Зыков молчал и смотрел на часы.
Гряду мы взяли на двадцать восьмой минуте.
Люди валились в мокрый вереск. Кузьмин лежал с закрытыми глазами и дышал часто, мелко, как загнанная собака.
— Двадцать восемь, — сказал Зыков.
— Полверсты за двадцать восемь минут, — сказал я вслух, чтобы услышали все. — После сигнала дальнего секрета у нас будет не больше часа. Если повезёт. Сорок минут лазарет уже съел. Считайте сами.

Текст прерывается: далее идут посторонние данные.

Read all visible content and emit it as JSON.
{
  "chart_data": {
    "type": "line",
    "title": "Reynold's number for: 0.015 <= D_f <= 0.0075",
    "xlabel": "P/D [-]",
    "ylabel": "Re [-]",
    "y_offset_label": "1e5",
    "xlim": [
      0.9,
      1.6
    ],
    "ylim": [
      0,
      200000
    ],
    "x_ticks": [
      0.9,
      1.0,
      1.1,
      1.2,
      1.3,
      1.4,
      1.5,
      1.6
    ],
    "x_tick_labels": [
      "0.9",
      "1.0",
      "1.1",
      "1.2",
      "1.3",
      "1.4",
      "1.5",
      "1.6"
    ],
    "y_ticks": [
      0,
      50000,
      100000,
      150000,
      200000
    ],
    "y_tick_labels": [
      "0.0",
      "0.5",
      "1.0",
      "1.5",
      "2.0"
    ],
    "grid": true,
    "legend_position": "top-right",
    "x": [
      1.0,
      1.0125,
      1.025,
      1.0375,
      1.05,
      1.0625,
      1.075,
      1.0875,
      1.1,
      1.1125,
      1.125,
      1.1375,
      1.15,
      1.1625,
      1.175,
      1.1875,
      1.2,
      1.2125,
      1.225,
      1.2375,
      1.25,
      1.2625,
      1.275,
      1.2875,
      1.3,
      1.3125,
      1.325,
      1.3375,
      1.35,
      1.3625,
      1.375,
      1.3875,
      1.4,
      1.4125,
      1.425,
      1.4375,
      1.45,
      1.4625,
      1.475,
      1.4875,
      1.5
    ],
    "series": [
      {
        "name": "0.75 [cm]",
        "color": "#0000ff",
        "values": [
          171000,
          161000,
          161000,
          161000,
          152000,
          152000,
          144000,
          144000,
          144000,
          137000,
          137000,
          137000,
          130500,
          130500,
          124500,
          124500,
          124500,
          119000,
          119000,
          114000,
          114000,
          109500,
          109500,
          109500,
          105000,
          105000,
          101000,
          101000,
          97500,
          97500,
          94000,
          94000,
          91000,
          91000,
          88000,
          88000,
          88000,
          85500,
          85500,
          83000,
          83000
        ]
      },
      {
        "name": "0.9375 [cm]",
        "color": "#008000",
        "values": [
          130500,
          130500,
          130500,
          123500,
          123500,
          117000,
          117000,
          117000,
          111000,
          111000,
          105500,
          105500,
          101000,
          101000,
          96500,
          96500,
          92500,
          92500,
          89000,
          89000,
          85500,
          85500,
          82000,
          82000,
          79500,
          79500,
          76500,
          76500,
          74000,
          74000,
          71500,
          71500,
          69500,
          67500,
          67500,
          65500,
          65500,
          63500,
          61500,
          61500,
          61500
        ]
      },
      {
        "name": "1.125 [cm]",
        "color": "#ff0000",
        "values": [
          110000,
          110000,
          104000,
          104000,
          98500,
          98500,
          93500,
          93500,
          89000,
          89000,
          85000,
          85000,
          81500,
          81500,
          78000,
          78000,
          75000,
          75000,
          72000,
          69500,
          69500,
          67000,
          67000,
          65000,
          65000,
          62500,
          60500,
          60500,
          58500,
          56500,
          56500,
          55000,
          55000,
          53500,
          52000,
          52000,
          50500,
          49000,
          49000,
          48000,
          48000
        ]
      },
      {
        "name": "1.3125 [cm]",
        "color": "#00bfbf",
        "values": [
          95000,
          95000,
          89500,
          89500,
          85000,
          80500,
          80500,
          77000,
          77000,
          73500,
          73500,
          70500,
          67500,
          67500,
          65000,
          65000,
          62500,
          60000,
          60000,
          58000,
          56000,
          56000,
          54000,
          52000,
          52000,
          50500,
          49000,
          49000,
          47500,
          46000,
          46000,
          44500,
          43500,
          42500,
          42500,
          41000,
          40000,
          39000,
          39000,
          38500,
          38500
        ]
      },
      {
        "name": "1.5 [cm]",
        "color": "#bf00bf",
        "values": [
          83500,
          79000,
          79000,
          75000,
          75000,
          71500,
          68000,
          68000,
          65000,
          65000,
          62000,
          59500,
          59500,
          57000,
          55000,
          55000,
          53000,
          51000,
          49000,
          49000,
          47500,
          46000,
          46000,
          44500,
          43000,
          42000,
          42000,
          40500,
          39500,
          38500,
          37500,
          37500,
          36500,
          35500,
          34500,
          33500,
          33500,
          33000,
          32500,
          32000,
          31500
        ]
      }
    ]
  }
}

Зыков подошёл, отряхивая грязь с сапог.
— Носильщиков не хватает, — сказал он. — Дай мне ещё девять — уложусь в пятнадцать.
Девять.
Ровно те девять, которых у меня не было ни вчера, ни сегодня, ни завтра.
Я стоял и додумывал то, от чего уходил всю ночь.
Три волокуши съедали двенадцать человек. Убери их — девять закроют недостачу. Трое останутся Зыкову в запас.
Вот и вся арифметика. Больше в ней ничего нет.
— Тяжёлых не выносим, — сказал я.
Стало очень тихо. Даже вереск перестал шуметь, хотя это, конечно, ветер стих.
Даша поднялась с колен.
— Нет, — сказала она.
— Даша…
— Ты мне при всех отдал лазарет. Непререкаемо. Своими руками отдал.
— Отдал, — сказал я. — И одно решение сейчас забираю обратно. Одно. Кого мы можем поднять и унести — это не медицина. Это арифметика. Я не умею растянуть двенадцать человек на двадцать одно место.
— А что тогда медицина? — тихо спросила она.
— Всё остальное. Что с ними делать, чем поить, как уложить, сколько они протянут. Это твоё, и это твоим останется.
Она смотрела на меня, и я видел, как она перебирает возражения — одно, второе, третье — и как каждое из них разбивается о двадцать восемь минут, которые она сама только что прошла ногами.
— Я останусь с ними, — сказал Костя.
Я обернулся. Он стоял, вцепившись в лямку мешка, и был белый.
— Нет.
— Товарищ командир…
— Нет, Костя. — Я подошёл ближе, чтобы не орать на всю гряду. — Ты знаешь обе нитки, гряду, схрон и родник. Останешься — тебя возьмут вместе с ними. И через час ты покажешь всё, что знаешь. Не потому, что ты слабый. Потому что там не спрашивают. Там просто делают.
Он опустил голову.
Даша отвернулась и закусила губу. Спорить она больше не стала, и это было хуже любого крика.
К лежачим я пошёл сам. Не отправил Дашу, не послал Зыкова.
В дальней землянке пахло сырой глиной, хвоей и гноем. Они лежали втроём, и все трое не спали — на острове всё слышно.
Я сел на корточки у входа и сказал им то, что есть.
Что мы уходим по воде и с волокушами не успеваем: до гряды нас догонят ещё на кочках. Что вход закроем дёрном и лапником, а ходить к ним будем только по воде, чтобы у самой землянки не натоптать. Что свежий след уведём в сторону, к дальней мочажине, и там оборвём в воде. Что немцы могут пройти мимо. А могут и не пройти. Что оставим воду, сухари, вторую печурку и лапник. Что вернёмся, как только можно будет вернуться.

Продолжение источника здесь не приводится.